For context, Erlang is designed for building highly reliable fault tolerant systems, things like telecom switches that may run for many years without rebooting or powering down or failing. "Fail" like "error" and "fault" have specific technical meanings when talking about such systems. A fault causes the system to enter a problematic state, the problematic state is an error, if the problematic state causes the system not to perform its intended function then the system fails.
What the article is getting at is adding an error handler that's not in the specification keeps the system in an unspecified state [or transitions the system into a different unspecified state depending on how you look at it].
Well, I guess there's another piece of context: it's probably best to treat systems as algebraically closed in that combining two systems produces another system and so forth [1]. This means that when a specific system crashes (and "crashing" is not a technical term in the context) the larger system may be designed to handle the error. With proper encapsulation, there's no way for the crashed system to "know" what's going on above it or what's best...without a specification.
In other words, the assumption for such systems is that if a system is supposed to handle an error then the specification would say so. High reliability fault tolerant systems aren't built with cowboy coding. The software expresses the design and while some systems are such that failing results in failing to delight someone with a piano playing cat, other systems are such that when they fail 911 calls are missed and people die. In those cases, the author is suggesting when you don't know, don't guess.
[1]: 52. Systems have sub-systems and sub-systems have sub- systems and so on ad infinitum - which is why we're always starting over. --Alan J. Perlis
Yes, we agree that adding unspecified handling results in the system being in an unspecified state. It's also a good thinking that every system is a sub system of another system, so at some point a crash is meaningful because it tells the higher level system that something went wrong and the higher level system should know that so that it can start to handle the error.
The problem space which I like to add is the scenario in which the higher level system is a human.
In a sense humans are like old code, they do odd things, are unable to specify their expectations and sometimes prioritize expectations that are utterly wrong. But we as smart programmers, who want to succeed with our program, can not be satisfied with "scientifically correct" code. We need to produce code that humans use. Therefore we can not always crash when entering unspecified states. That's not "cowboy coding", that's handling the imperfection of the higher level system. Sometimes the additional error handler is good, because the crash itself is worse than an undefined state.
The idea is not to crash the entire program, but the part of it that has gotten itself into a bad state. Look at the Cowboy web server for instance: it doesn't just fall over in its entirety if a request handler barfs for some reason.

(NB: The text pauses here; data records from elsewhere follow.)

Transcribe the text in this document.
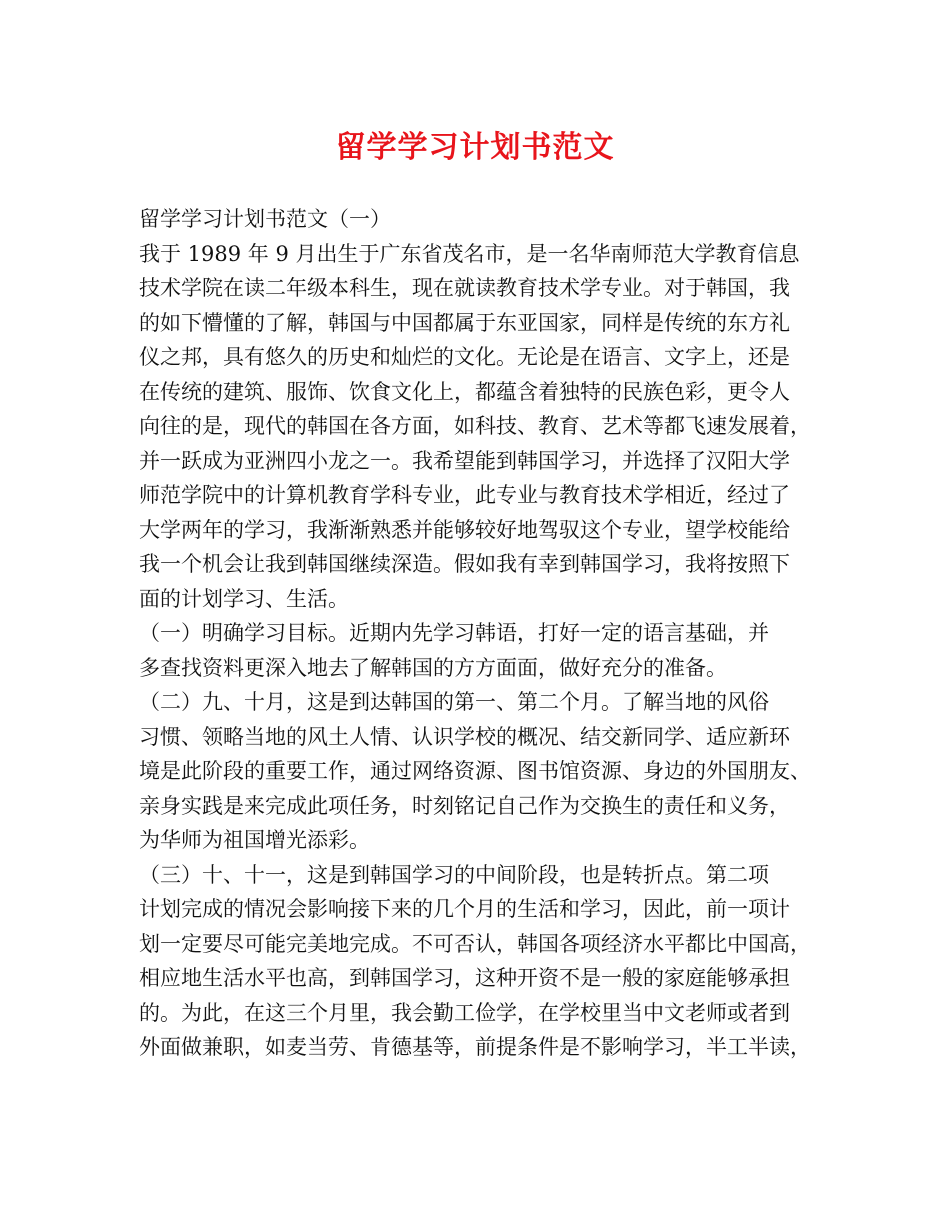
留学学习计划书范文
留学学习计划书范文（一）
我于 1989 年 9 月出生于广东省茂名市，是一名华南师范大学教育信息
技术学院在读二年级本科生，现在就读教育技术学专业。对于韩国，我
的如下懵懂的了解，韩国与中国都属于东亚国家，同样是传统的东方礼
仪之邦，具有悠久的历史和灿烂的文化。无论是在语言、文字上，还是
在传统的建筑、服饰、饮食文化上，都蕴含着独特的民族色彩，更令人
向往的是，现代的韩国在各方面，如科技、教育、艺术等都飞速发展着，
并一跃成为亚洲四小龙之一。我希望能到韩国学习，并选择了汉阳大学
师范学院中的计算机教育学科专业，此专业与教育技术学相近，经过了
大学两年的学习，我渐渐熟悉并能够较好地驾驭这个专业，望学校能给
我一个机会让我到韩国继续深造。假如我有幸到韩国学习，我将按照下
面的计划学习、生活。
（一）明确学习目标。近期内先学习韩语，打好一定的语言基础，并
多查找资料更深入地去了解韩国的方方面面，做好充分的准备。
（二）九、十月，这是到达韩国的第一、第二个月。了解当地的风俗
习惯、领略当地的风土人情、认识学校的概况、结交新同学、适应新环
境是此阶段的重要工作，通过网络资源、图书馆资源、身边的外国朋友、
亲身实践是来完成此项任务，时刻铭记自己作为交换生的责任和义务，
为华师为祖国增光添彩。
（三）十、十一，这是到韩国学习的中间阶段，也是转折点。第二项
计划完成的情况会影响接下来的几个月的生活和学习，因此，前一项计
划一定要尽可能完美地完成。不可否认，韩国各项经济水平都比中国高，
相应地生活水平也高，到韩国学习，这种开资不是一般的家庭能够承担
的。为此，在这三个月里，我会勤工俭学，在学校里当中文老师或者到
外面做兼职，如麦当劳、肯德基等，前提条件是不影响学习，半工半读，
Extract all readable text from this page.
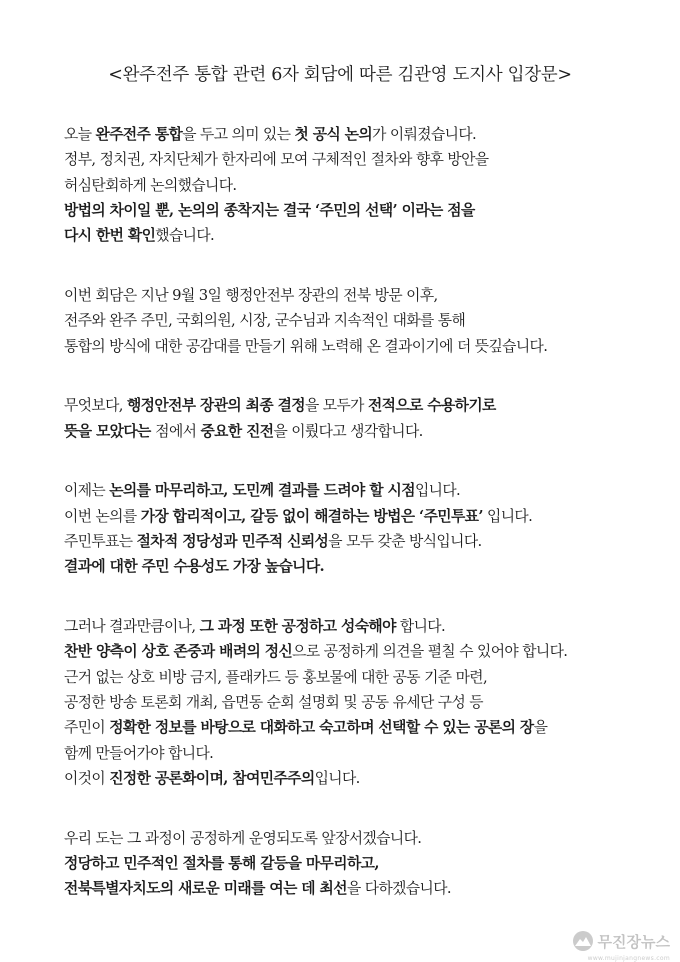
<완주전주 통합 관련 6자 회담에 따른 김관영 도지사 입장문>
오늘 완주전주 통합을 두고 의미 있는 첫 공식 논의가 이뤄졌습니다.
정부, 정치권, 자치단체가 한자리에 모여 구체적인 절차와 향후 방안을
허심탄회하게 논의했습니다.
방법의 차이일 뿐, 논의의 종착지는 결국 ‘주민의 선택’ 이라는 점을
다시 한번 확인했습니다.
이번 회담은 지난 9월 3일 행정안전부 장관의 전북 방문 이후,
전주와 완주 주민, 국회의원, 시장, 군수님과 지속적인 대화를 통해
통합의 방식에 대한 공감대를 만들기 위해 노력해 온 결과이기에 더 뜻깊습니다.
무엇보다, 행정안전부 장관의 최종 결정을 모두가 전적으로 수용하기로
뜻을 모았다는 점에서 중요한 진전을 이뤘다고 생각합니다.
이제는 논의를 마무리하고, 도민께 결과를 드려야 할 시점입니다.
이번 논의를 가장 합리적이고, 갈등 없이 해결하는 방법은 ‘주민투표’ 입니다.
주민투표는 절차적 정당성과 민주적 신뢰성을 모두 갖춘 방식입니다.
결과에 대한 주민 수용성도 가장 높습니다.
그러나 결과만큼이나, 그 과정 또한 공정하고 성숙해야 합니다.
찬반 양측이 상호 존중과 배려의 정신으로 공정하게 의견을 펼칠 수 있어야 합니다.
근거 없는 상호 비방 금지, 플래카드 등 홍보물에 대한 공동 기준 마련,
공정한 방송 토론회 개최, 읍면동 순회 설명회 및 공동 유세단 구성 등
주민이 정확한 정보를 바탕으로 대화하고 숙고하며 선택할 수 있는 공론의 장을
함께 만들어가야 합니다.
이것이 진정한 공론화이며, 참여민주주의입니다.
우리 도는 그 과정이 공정하게 운영되도록 앞장서겠습니다.
정당하고 민주적인 절차를 통해 갈등을 마무리하고,
전북특별자치도의 새로운 미래를 여는 데 최선을 다하겠습니다.
무진장뉴스
www.mujinjangnews.com
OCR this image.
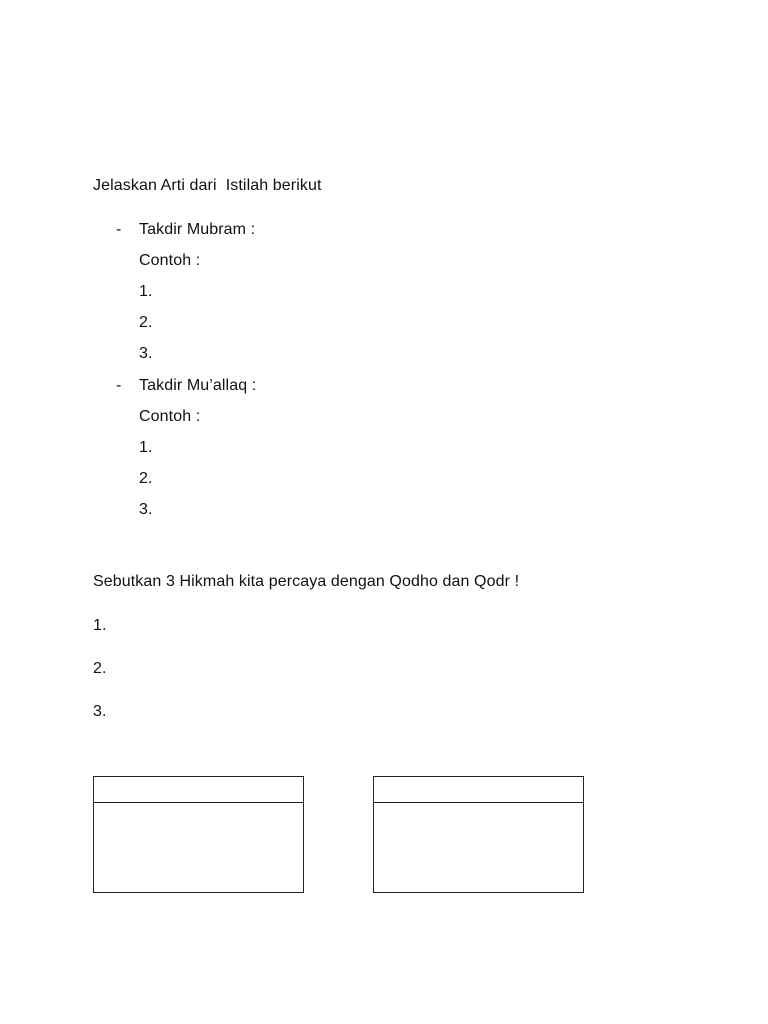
Jelaskan Arti dari  Istilah berikut
- Takdir Mubram :
Contoh :
1.
2.
3.
- Takdir Mu’allaq :
Contoh :
1.
2.
3.
Sebutkan 3 Hikmah kita percaya dengan Qodho dan Qodr !
1.
2.
3.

You'd want the UI to not crash, and show a nice error message:
Okay, but that's exception and exception handling not crashing. Crashing means the whole program dies. I can understand if the term "crash" is defined differently in Erlang world, but I don't understand why Erlang citizens don't know that the rest of the world calls that "exception" and that "exception handling" is implemented in many high level languages by default, doing exactly as the article explains you should be doing it. I mean, Erlang people also know other languages, right? I think there are more Erlang experts who know C++ than C++ experts who know Erlang.
A stacktrace passed to a Word User is exactly the problem. The error was handled at the lower level system which includes a stack rather than at the higher level composite system that involves people. If the low level error hadn't been handled locally, a more user friendly level of the system could have made a more user friendly level presentation of the information regarding the failure.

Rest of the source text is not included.